Sometimes after binging on episodes I wish that I lived in a world of anthropomorphic animals and I consider dressing my cat in clothes and giving her a job and a more office-appropriate name like Denise Ferguson (her name is Beebles).

But this is when I’m missing the point. There’s a very high joke count on BoJack Horseman, with each scene crammed with visual gags and funny, self-referential subplots (I particularly enjoy happily hapless Todd’s “toddventures”), but this is a dark show. Ultimately, and surprisingly, it treats BoJack’s cynicism and depression not just as a device for comedy, but as a seriously considered theme of the show.

His actions have emotional consequences that reverberate from episode to episode.

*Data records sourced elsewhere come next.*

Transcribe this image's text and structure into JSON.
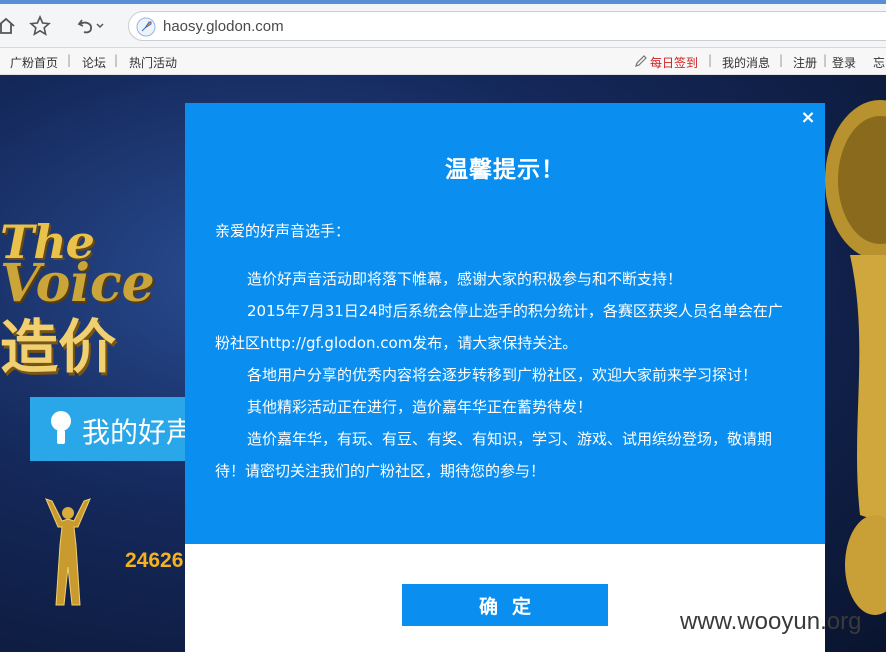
{
  "browser": {
    "url": "haosy.glodon.com",
    "icons": [
      "home-icon",
      "star-icon",
      "undo-icon",
      "chevron-down-icon",
      "rocket-icon"
    ]
  },
  "site_nav": {
    "left": [
      "广粉首页",
      "论坛",
      "热门活动"
    ],
    "separator": "|",
    "checkin": "每日签到",
    "right": [
      "我的消息",
      "注册",
      "登录",
      "忘"
    ]
  },
  "hero": {
    "title_en_1": "The",
    "title_en_2": "Voice",
    "title_cn": "造价",
    "my_voice_button": "我的好声",
    "count": "24626"
  },
  "modal": {
    "title": "温馨提示！",
    "close": "×",
    "greeting": "亲爱的好声音选手：",
    "paragraphs": [
      "造价好声音活动即将落下帷幕，感谢大家的积极参与和不断支持！",
      "2015年7月31日24时后系统会停止选手的积分统计，各赛区获奖人员名单会在广粉社区http://gf.glodon.com发布，请大家保持关注。",
      "各地用户分享的优秀内容将会逐步转移到广粉社区，欢迎大家前来学习探讨！",
      "其他精彩活动正在进行，造价嘉年华正在蓄势待发！",
      "造价嘉年华，有玩、有豆、有奖、有知识，学习、游戏、试用缤纷登场，敬请期待！请密切关注我们的广粉社区，期待您的参与！"
    ],
    "confirm": "确定"
  },
  "watermark": "www.wooyun.org",
  "colors": {
    "modal_blue": "#0a8ff0",
    "checkin_red": "#d21f1f",
    "count_gold": "#f5b21e"
  }
}
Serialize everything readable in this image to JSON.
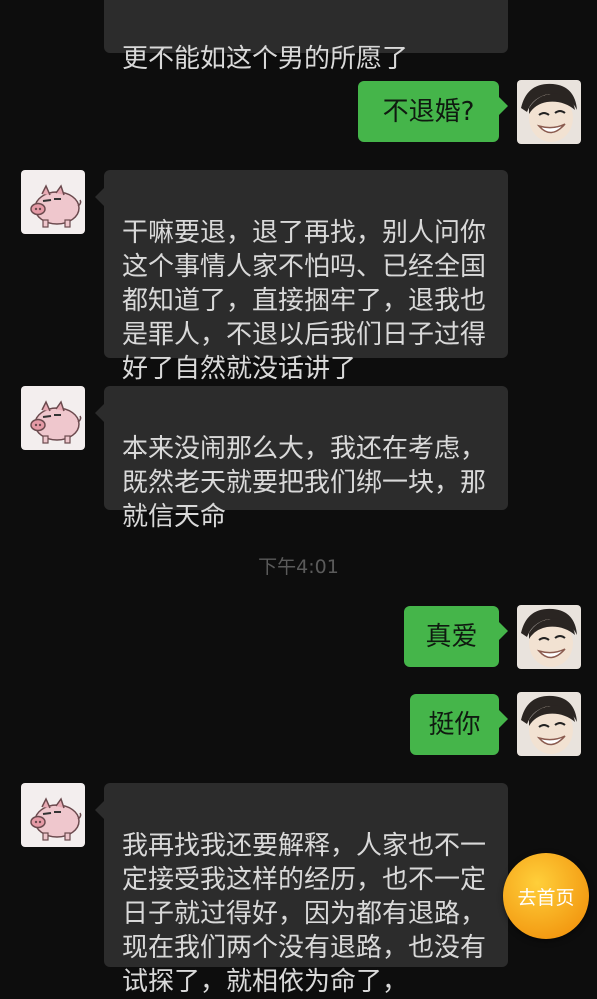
{
  "messages": [
    {
      "side": "received",
      "text": "更不能如这个男的所愿了"
    },
    {
      "side": "sent",
      "text": "不退婚?"
    },
    {
      "side": "received",
      "text": "干嘛要退，退了再找，别人问你\n这个事情人家不怕吗、已经全国\n都知道了，直接捆牢了，退我也\n是罪人，不退以后我们日子过得\n好了自然就没话讲了"
    },
    {
      "side": "received",
      "text": "本来没闹那么大，我还在考虑，\n既然老天就要把我们绑一块，那\n就信天命"
    },
    {
      "side": "sent",
      "text": "真爱"
    },
    {
      "side": "sent",
      "text": "挺你"
    },
    {
      "side": "received",
      "text": "我再找我还要解释，人家也不一\n定接受我这样的经历，也不一定\n日子就过得好，因为都有退路，\n现在我们两个没有退路，也没有\n试探了，就相依为命了，"
    }
  ],
  "timestamp": "下午4:01",
  "home_button": {
    "label": "去首页"
  },
  "colors": {
    "background": "#0d0d0d",
    "received_bubble": "#2c2c2c",
    "sent_bubble": "#45b54a",
    "home_button": "#f5a317"
  },
  "icons": {
    "received_avatar": "pig-avatar-icon",
    "sent_avatar": "smiling-person-avatar-icon"
  }
}
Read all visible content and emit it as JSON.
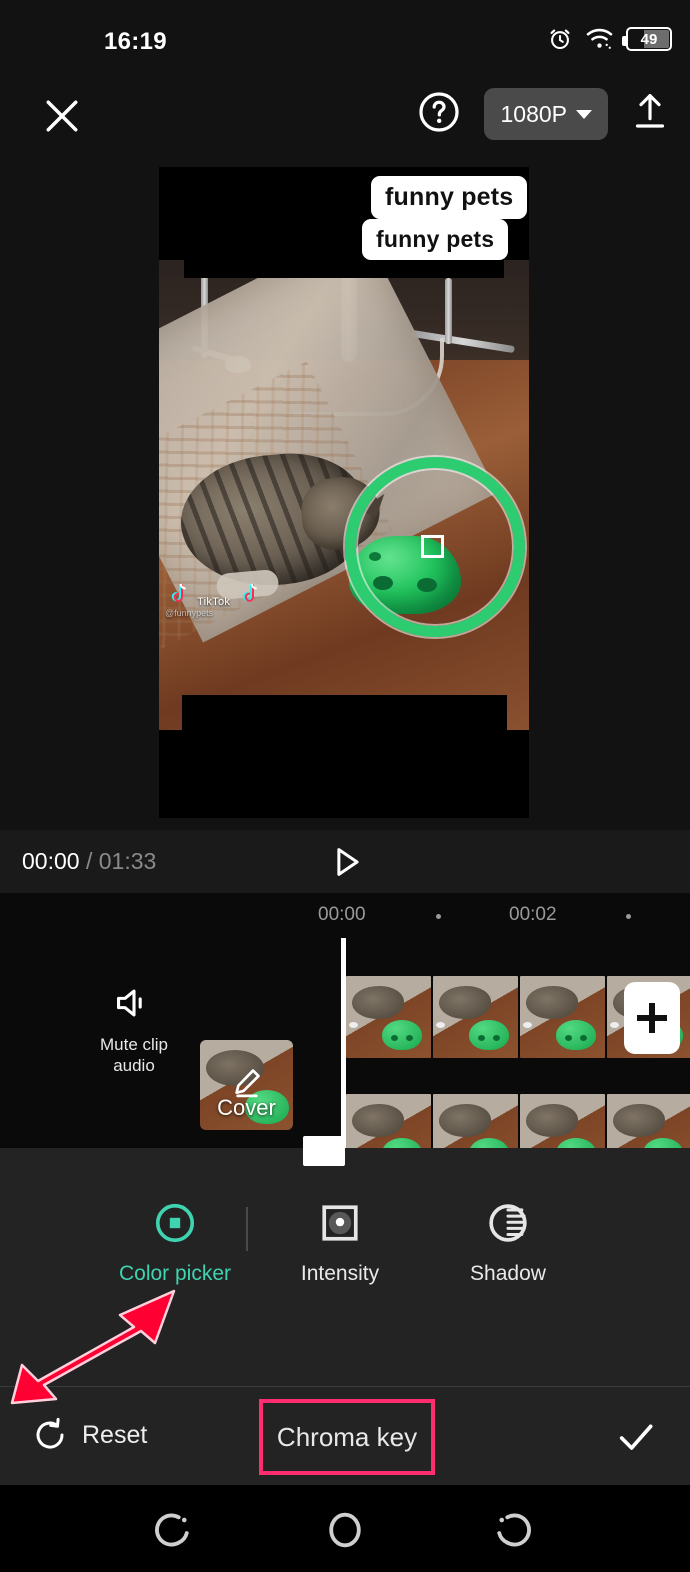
{
  "status_bar": {
    "time": "16:19",
    "battery_level": "49",
    "icons": [
      "alarm-icon",
      "wifi-icon",
      "battery-icon"
    ]
  },
  "toolbar": {
    "close_label": "close-icon",
    "help_label": "help-icon",
    "resolution": "1080P",
    "export_label": "export-icon"
  },
  "preview": {
    "stickers": [
      "funny pets",
      "funny pets"
    ],
    "watermark": "TikTok",
    "watermark_user": "@funnypets",
    "picker_ring_color": "#2ecc71"
  },
  "playback": {
    "current_time": "00:00",
    "separator": "/",
    "total_time": "01:33",
    "play_label": "play-icon"
  },
  "timeline": {
    "ruler_labels": [
      "00:00",
      "00:02"
    ],
    "mute_label_line1": "Mute clip",
    "mute_label_line2": "audio",
    "cover_label": "Cover",
    "add_label": "+"
  },
  "options": {
    "items": [
      {
        "label": "Color picker",
        "icon": "color-picker-icon",
        "active": true
      },
      {
        "label": "Intensity",
        "icon": "intensity-icon",
        "active": false
      },
      {
        "label": "Shadow",
        "icon": "shadow-icon",
        "active": false
      }
    ],
    "active_color": "#3fd3b0"
  },
  "bottom_bar": {
    "reset_label": "Reset",
    "title": "Chroma key",
    "confirm_label": "check-icon",
    "highlight_color": "#ff2d6f"
  },
  "nav_bar": {
    "recents_label": "recents-icon",
    "home_label": "home-icon",
    "back_label": "back-icon"
  },
  "annotations": {
    "arrow_color": "#ff0033",
    "arrow_target": "Color picker"
  }
}
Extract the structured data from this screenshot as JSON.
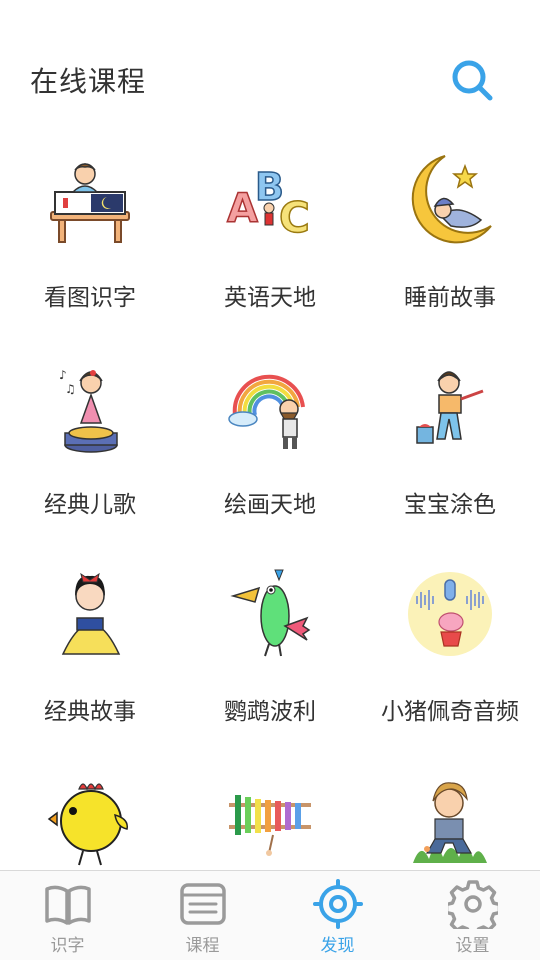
{
  "header": {
    "title": "在线课程"
  },
  "courses": [
    {
      "label": "看图识字",
      "icon": "child-reading-book-icon"
    },
    {
      "label": "英语天地",
      "icon": "abc-letters-icon"
    },
    {
      "label": "睡前故事",
      "icon": "sleeping-baby-moon-icon"
    },
    {
      "label": "经典儿歌",
      "icon": "singing-girl-icon"
    },
    {
      "label": "绘画天地",
      "icon": "painter-rainbow-icon"
    },
    {
      "label": "宝宝涂色",
      "icon": "girl-painting-icon"
    },
    {
      "label": "经典故事",
      "icon": "princess-icon"
    },
    {
      "label": "鹦鹉波利",
      "icon": "parrot-icon"
    },
    {
      "label": "小猪佩奇音频",
      "icon": "peppa-pig-audio-icon"
    },
    {
      "label": "",
      "icon": "yellow-chick-icon"
    },
    {
      "label": "",
      "icon": "xylophone-icon"
    },
    {
      "label": "",
      "icon": "boy-in-grass-icon"
    }
  ],
  "tabbar": {
    "active": "发现",
    "active_color": "#3aa3e8",
    "inactive_color": "#9a9a9a",
    "tabs": [
      {
        "label": "识字",
        "icon": "open-book-icon"
      },
      {
        "label": "课程",
        "icon": "course-list-icon"
      },
      {
        "label": "发现",
        "icon": "target-icon"
      },
      {
        "label": "设置",
        "icon": "gear-icon"
      }
    ]
  }
}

“This is network television – resolving everything cleanly in half an hour is what we do,” says his network executive, girlfriend (a formerly comatose owl played by Lisa Kudrow) of another show, but BoJack Horseman isn’t network television, it’s a weird Netflix iteration of visual entertainment and the latest in a string of sitcoms that use comedic dynamics to unsettle and amuse.

The series has an emotional arc. The effects accumulate – the jokes get funnier, the premise gets sadder. The programme darkens at regular intervals with BoJacksuccumbing to selfishness and substance abuse and, worse still, hope. There are stretches with no laughs. He is a deeply troubled horseman. He hates himself, and over the course of two series we get to decide if he’s right.

He authors a memoir and wavers between jumpstarting his career and escaping Hollywoo altogether. He dislikes his television rival, a Labrador called Mr Peanutbutter, largely because Mr Peanutbutter is happy. He kisses Mr Peanutbutter’s wife, his human ghostwriter Diane (Alison Brie). He betrays his cancer-stricken friend and mentor, a ginger human called Herb Kazazz (Stanley Tucci). He corrupts his drug-addicted screen-daughter Sarah Lynn (Kristen Schaal). He ruminates over his childhood. “You’re broken and nothing can fix you,” his bitter, chain-smoking mother says in a flashback. He is a cartoon horse.

In a single episode, BoJack Horseman can veer from being a postmodern romp about a horse-headed celebrity into a moving and troubling exploration of a horse-headed celebrity’s self-loathing and ennui. It has brought both kinds of tears to my eyes (happy and sad) and now I’m spontaneously moved by the credit sequence in which Bojack’s haunted horse face moves ghost-like through his world. In some ways, I think, he’s BoJack Everyman.

I mean, who doesn’t ask the question, as the band Grouplove do on the outro music, “Am I more horse than a man? Or am I more man than a horse?” (Editor’s note: you’re a man).